安以農提著心,一路快車到了錢編輯說的那間酒吧。不過他過去的時候事情已經結束了,錢編輯不是一個人出來的,還有很多雜志社的同事在,不會真的讓她一個人醉死在街頭。
“真是。”安以農在車里,看著她被兩個同事扶上計程車,“就算高興也不用喝得這么醉醺醺的吧還好沒事。”
車再一次發動,他們正要離開,安以農眼角余光看到酒吧里出來一個熟悉的人,好像是章茗。他穿著服務生的衣服,正被一個醉醺醺的人摟著。
“聞龍沒有管他么”安以農有些疑惑,劇情里聞龍對這個白月光情人不是一般的好,就算被安以農說得心里起了芥蒂,應該也不會任由他在酒吧里當服務員被人揩油。

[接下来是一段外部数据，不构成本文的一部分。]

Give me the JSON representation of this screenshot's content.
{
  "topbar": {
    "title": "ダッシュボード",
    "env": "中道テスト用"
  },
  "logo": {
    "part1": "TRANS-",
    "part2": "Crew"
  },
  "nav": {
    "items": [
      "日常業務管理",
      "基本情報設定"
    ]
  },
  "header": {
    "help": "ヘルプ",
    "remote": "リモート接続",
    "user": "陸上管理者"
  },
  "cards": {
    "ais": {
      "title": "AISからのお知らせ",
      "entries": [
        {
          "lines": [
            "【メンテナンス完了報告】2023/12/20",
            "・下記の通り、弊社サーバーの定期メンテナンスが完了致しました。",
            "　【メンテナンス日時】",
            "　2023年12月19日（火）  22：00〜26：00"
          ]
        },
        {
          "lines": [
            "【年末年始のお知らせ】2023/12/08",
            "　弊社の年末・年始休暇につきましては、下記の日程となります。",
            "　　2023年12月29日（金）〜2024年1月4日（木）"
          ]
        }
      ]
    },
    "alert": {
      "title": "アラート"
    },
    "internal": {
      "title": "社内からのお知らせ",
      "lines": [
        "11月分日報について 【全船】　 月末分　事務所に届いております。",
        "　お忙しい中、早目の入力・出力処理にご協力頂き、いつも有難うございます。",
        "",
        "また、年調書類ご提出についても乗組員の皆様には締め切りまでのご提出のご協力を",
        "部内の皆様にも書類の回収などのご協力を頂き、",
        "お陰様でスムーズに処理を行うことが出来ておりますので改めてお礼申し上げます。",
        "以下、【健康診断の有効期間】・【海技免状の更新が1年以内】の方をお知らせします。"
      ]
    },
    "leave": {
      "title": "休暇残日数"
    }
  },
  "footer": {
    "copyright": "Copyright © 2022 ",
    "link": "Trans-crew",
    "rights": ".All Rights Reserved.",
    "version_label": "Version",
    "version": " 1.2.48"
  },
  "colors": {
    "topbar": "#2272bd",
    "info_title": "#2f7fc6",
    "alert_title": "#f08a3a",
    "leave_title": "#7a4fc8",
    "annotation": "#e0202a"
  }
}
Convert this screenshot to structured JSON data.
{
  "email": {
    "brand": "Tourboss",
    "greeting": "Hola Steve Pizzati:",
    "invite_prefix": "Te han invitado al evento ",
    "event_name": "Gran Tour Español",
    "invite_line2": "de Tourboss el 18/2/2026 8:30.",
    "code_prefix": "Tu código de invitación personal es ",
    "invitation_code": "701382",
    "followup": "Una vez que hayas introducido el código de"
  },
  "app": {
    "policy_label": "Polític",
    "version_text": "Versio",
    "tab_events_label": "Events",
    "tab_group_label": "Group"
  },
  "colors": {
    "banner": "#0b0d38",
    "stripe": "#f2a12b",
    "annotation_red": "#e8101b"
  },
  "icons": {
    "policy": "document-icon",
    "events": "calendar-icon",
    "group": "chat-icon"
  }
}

這頭的章茗已經憑借自己的技巧推開了醉酒的客人,他轉身打開摸來的錢包,里面卻只有幾百塊。
“不是吧就這么點錢也出來學人喝酒”他將錢抽出來放在口袋里,錢包隨意丟在一邊。
“嗯”大概是安以農那邊的視線太過明顯,章茗看過去,就看到了那輛車。他的表情凝固在那里。
隔著車玻璃他看不清里面的人,但是那輛車他很熟的。
每次看到何天潼坐上那輛車,他都會想,為什么自己不是有錢人家的孩子如果他是有錢人家的孩子,有那樣一個溫柔的父親,有美麗的母親,他一定會很拼命很努力,不讓他們失望的。
可是,他偏偏什么都沒有。他就算是拼盡全力,也無法擁有何天潼生來就有的東西。
“你來看我笑話嗎”章茗看著那輛車,像是看著自己竭盡全力渴求,卻永遠追逐不到的東西,他的臉陷入陰暗,嫉妒和仇恨在發酵。
那種仇恨甚至穿過車窗玻璃到了安以農的眼里。
如果現在章茗手里有一把槍,里面有一顆子彈,而他的面前有一個喪尸和一個安以農,相信他的子彈會毫不猶豫射進安以農的腦袋里。
第二天,錢編輯一臉羞愧地帶著一盒點心來何家“不好意思啊老板,昨天打電話騷擾你,請你一定要忘記我說的話。”
夭壽了,醉酒后打電話給老板就算了,還說他年紀太小,不然就要命了,小老板不會覺得她在覬覦他的美色吧
她真的沒有這么禽獸啊。
安以農收下禮物,他沒有說自己昨天出去的事情,只是說“在外面喝酒不要喝斷片,變態那么多,萬一遇上就完了。”
“是,下次絕對不會了。”錢編輯低頭認錯,雖然小老板年紀不大,但是氣勢真的很強。
送走錢編輯之后安以農打電話給社長,倒是沒有說昨晚的事情,只是說,看起來大漠單行本的銷量還可以,不知道它有沒有機會上暢銷漫畫榜。
“當然有,可能排名還很靠前。”
原來今年很多有名的漫畫家都沒有發新作,以農的大漠勢頭又很猛,如無意外,今年肯定進暢銷漫畫榜單,人也一樣。
“要說錢編輯真是一員福將,簽下以農之后,又簽下了顧盼,現在我們雜志上的御靈少女也賣得很好,說不好,今年我們雜志社要雙星閃耀啊。”
“那就好。”
錢編輯升成正式編輯后還是負責以農和顧盼兩個人,這是她的運道,別人羨慕不來。
之后顧盼的御靈少女口碑和銷售都一路走高。
這個時候,其他的漫畫雜志坐不住了,開始分析他們連載女性題材漫畫的用意。